Kundalini
Firavunların taçlarında,
koruyuculuklarına inanılan yılan heykelcikleri ve kabartmaları bulunuyordu.
Resimdeki İskenderiye Ulusal Müzesindeki Devasa Akhenaten Heykeli gibi
Kadim Mısır kültüründe Khut kutsal yılanın adı idi.
Aynen Maya kültüründe olduğu gibi,
Kadim Mısır kültüründe de
yılan ile güneş Gök Tengri kavramının simgeleri olmuşlardır.
Hatta firavunlar da aynı simgeleri başları üzerinde taşımışlardır.
Firavun’un tacındaki yılanın kutsallığı,
Apep yani alt dünyanın BÜYÜK YILAN’ı
ve Amon tanrısının “Kadim Su”‘da bir yılan olarak telakkisi
Hz.Musa’nın asâsının yılana dönüşmesiyle bozulmuş oluyordu.
Bir zamanlar bir hastalık ve yokluk halinde insanları iyileştirmek için
kendini bir nāga’ya dönüştüren Buda ile ilişkilendirilen Yılanın
zehir üretip; bu zehirden ilaç yaptığına inanılıyordu.
Bu yüzden hemen hemen her uygarlıkta yılan zehrinin ve etinin ilaç olarak kullanıldığını görmek mümkündür.
İnsanlar yılanların deri değiştirmelerini de
“gençleşme” bu nedenle de “ölümsüzleşme” şeklinde yorumlamışlardır.*
Bazı efsanelerde yılan ısırığı veya yılan zehiri ölüm ve yaşam temsili anlatımlarında yer almakta.
Bu ikili sayesinde yılan yeraltı dünyasının bir sembolü olmuştur.
Budizm inancına göre insan bedeninde ; cehalet, şehvet, öfke ve kibirden oluşan dört ihtiras vardır, insana yaşamında kötülükler yaptıran da işte bu dört ihtirastır. (Demirci 2014: 543).
Bir önceki yaşamında bu dört ihtirasın esiri olan insan, bir sonraki hayatında karanlıklar dünyasında zehirli yılan bedeninde doğmuştur
Yılan zehiri gibi Kundalini de acı bir ilaç olarak nitelendirilir.
Bilinçdışınızın derinliklerindeki en ufak travmaları bile gün yüzüne çıkardığı belirtilen kuyruk sokumundaki Kundalininin yılankavi gücü insanın en güçlü potansiyeli olarak geçer.
Hermes in Kadüse adlı çift yılanlı asası veya Merkür ün kadusesindeki simetrik iki yılan gibi Budist Ezoterik ve tantrik öğretilerde bedeni iki akım halinde dolaşan ve yoğun bir arınma süreci olarak görülen Kundalini düalite temsili de olabilecek sembol olan Yılan ay ve güneşle , ölüm ve yaşamla ,
şifa ve zehirle , koruma ve yok etme ile ilgilidir.
Modern tıbbın sembolü olan Hermes’in asasına dolanmış iki yılan, kundalinin şifa veren yönünü temsil ederken; Aztek’lerin iki başlı yılan figürü
onun hem yapıcı, hem de yıkıcı bir enerji olduğunu vurgular.
“Kundalini ateşi Tanrı aşkının özüdür,” diyen Teosofi Cemiyeti’nin başkanı George Arundale 1938 yılında yazdığı, Kundalini – Bir Okült Deneyim başlıklı kitabında yine şöyle der: “Kundalini’si herhangi bir sebepten açığa çıkmış bir kişi her bakımdan yüksek basınç altındadır.
Aşırı derecede zinde ve canlıdır.

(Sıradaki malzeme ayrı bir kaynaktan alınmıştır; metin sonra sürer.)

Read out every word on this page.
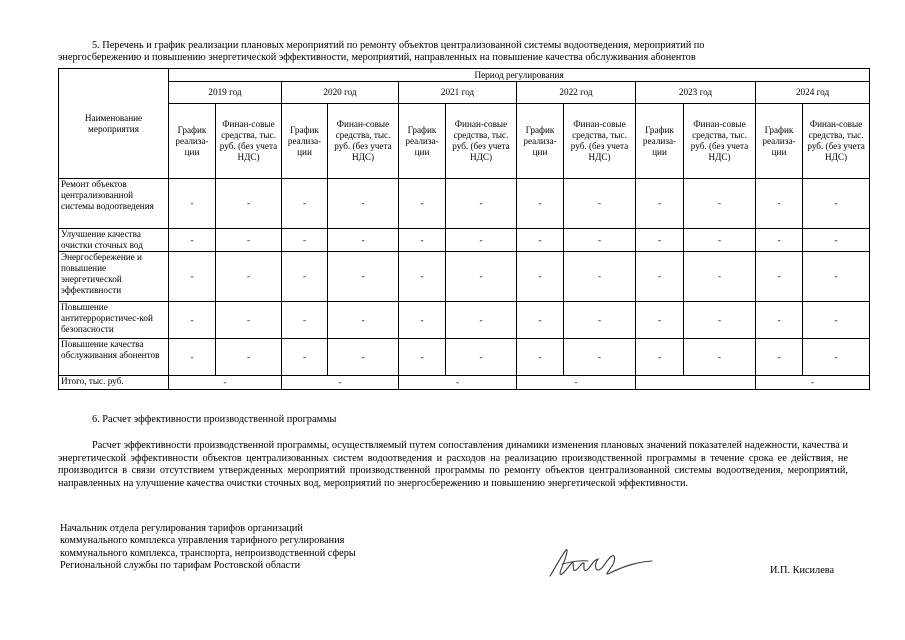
5. Перечень и график реализации плановых мероприятий по ремонту объектов централизованной системы водоотведения, мероприятий по

энергосбережению и повышению энергетической эффективности, мероприятий, направленных на повышение качества обслуживания абонентов

Наименование мероприятия	Период регулирования											
	2019 год		2020 год		2021 год		2022 год		2023 год		2024 год	
	График реализа-ции	Финан-совые средства, тыс. руб. (без учета НДС)	График реализа-ции	Финан-совые средства, тыс. руб. (без учета НДС)	График реализа-ции	Финан-совые средства, тыс. руб. (без учета НДС)	График реализа-ции	Финан-совые средства, тыс. руб. (без учета НДС)	График реализа-ции	Финан-совые средства, тыс. руб. (без учета НДС)	График реализа-ции	Финан-совые средства, тыс. руб. (без учета НДС)
Ремонт объектов централизованной системы водоотведения	-	-	-	-	-	-	-	-	-	-	-	-
Улучшение качества очистки сточных вод	-	-	-	-	-	-	-	-	-	-	-	-
Энергосбережение и повышение энергетической эффективности	-	-	-	-	-	-	-	-	-	-	-	-
Повышение антитеррористичес-кой безопасности	-	-	-	-	-	-	-	-	-	-	-	-
Повышение качества обслуживания абонентов	-	-	-	-	-	-	-	-	-	-	-	-
Итого, тыс. руб.	-		-		-		-				-	

6. Расчет эффективности производственной программы

Расчет эффективности производственной программы, осуществляемый путем сопоставления динамики изменения плановых значений показателей надежности, качества и энергетической эффективности объектов централизованных систем водоотведения и расходов на реализацию производственной программы в течение срока ее действия, не производится в связи отсутствием утвержденных мероприятий производственной программы по ремонту объектов централизованной системы водоотведения, мероприятий, направленных на улучшение качества очистки сточных вод, мероприятий по энергосбережению и повышению энергетической эффективности.

Начальник отдела регулирования тарифов организаций
коммунального комплекса управления тарифного регулирования
коммунального комплекса, транспорта, непроизводственной сферы
Региональной службы по тарифам Ростовской области	И.П. Кисилева
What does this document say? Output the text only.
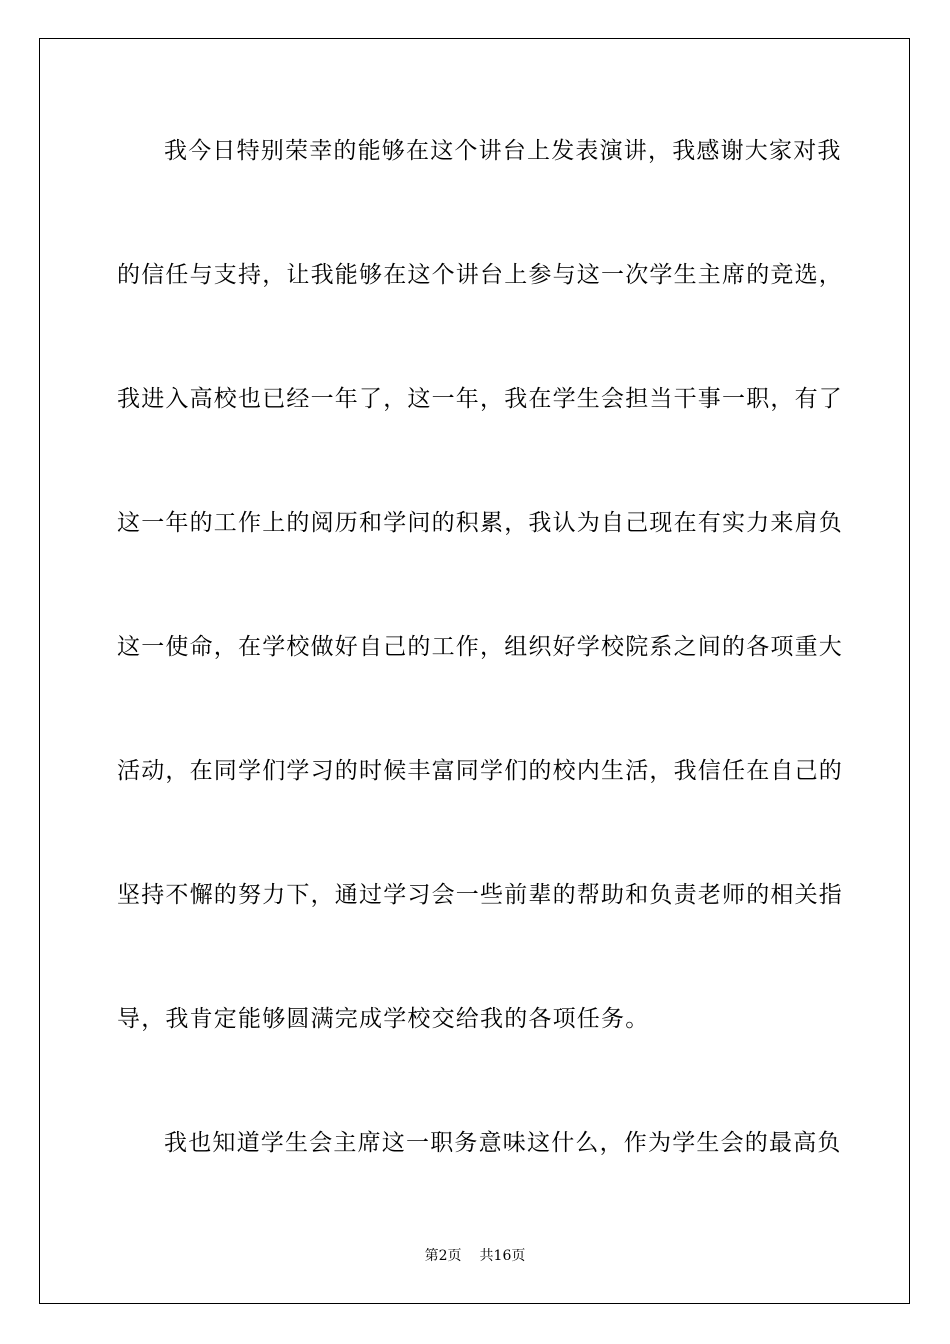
我今日特别荣幸的能够在这个讲台上发表演讲，我感谢大家对我
的信任与支持，让我能够在这个讲台上参与这一次学生主席的竞选，
我进入高校也已经一年了，这一年，我在学生会担当干事一职，有了
这一年的工作上的阅历和学问的积累，我认为自己现在有实力来肩负
这一使命，在学校做好自己的工作，组织好学校院系之间的各项重大
活动，在同学们学习的时候丰富同学们的校内生活，我信任在自己的
坚持不懈的努力下，通过学习会一些前辈的帮助和负责老师的相关指
导，我肯定能够圆满完成学校交给我的各项任务。
我也知道学生会主席这一职务意味这什么，作为学生会的最高负
第2页 共16页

Çeşitli organlarında yoğun enerji depolanmıştır ve bu yoğunluk kullanım tercihine göre değişir.
Eğer stresi kaldırabilecek yapıda ruhsal bir atlet değilse, kundalini talihsiz kişiyi acımasızca karanlıklara fırlatıp atan bir fırtınadır.”
Yine Shiva’nın bir yılanın zehiriyle renginin mor olduğunu anımsayalım.
Şakti (potansiyel bilinçaltı enerji ve anılar) ile Shiva’nın (saf bilinç) birleşmesi anlamına gelen ve İnsanın içindeki ateşi sembolize eden Kundalini
kaynağını Tantra Yoga’dan alan bir öğreti ile herkeste var olan ve çok az insanda açığa çıkmış olan kozmik enerjiyi, varoluş gücünü uyandırıp bedenleşmesini amaçlar.
Bu enerji uyanıp harekete geçtiğinde ateşe dönüşür ve spiral şeklinde yükselerek taç çakrasına ulaştığında saf bilinci, eril prensibi temsil eden, Shiva’yla bütünleşir
Tantracıların Kundalini dediği bu tanrısal yaşam enerjisi, Sümerlilerin, Çinlilerin, Eski İrlandalıların, Aztek ve Yunanlıların da içinde bulunduğu pek çok dünya kültüründe yılan gücü olarak temsil edilmiştir.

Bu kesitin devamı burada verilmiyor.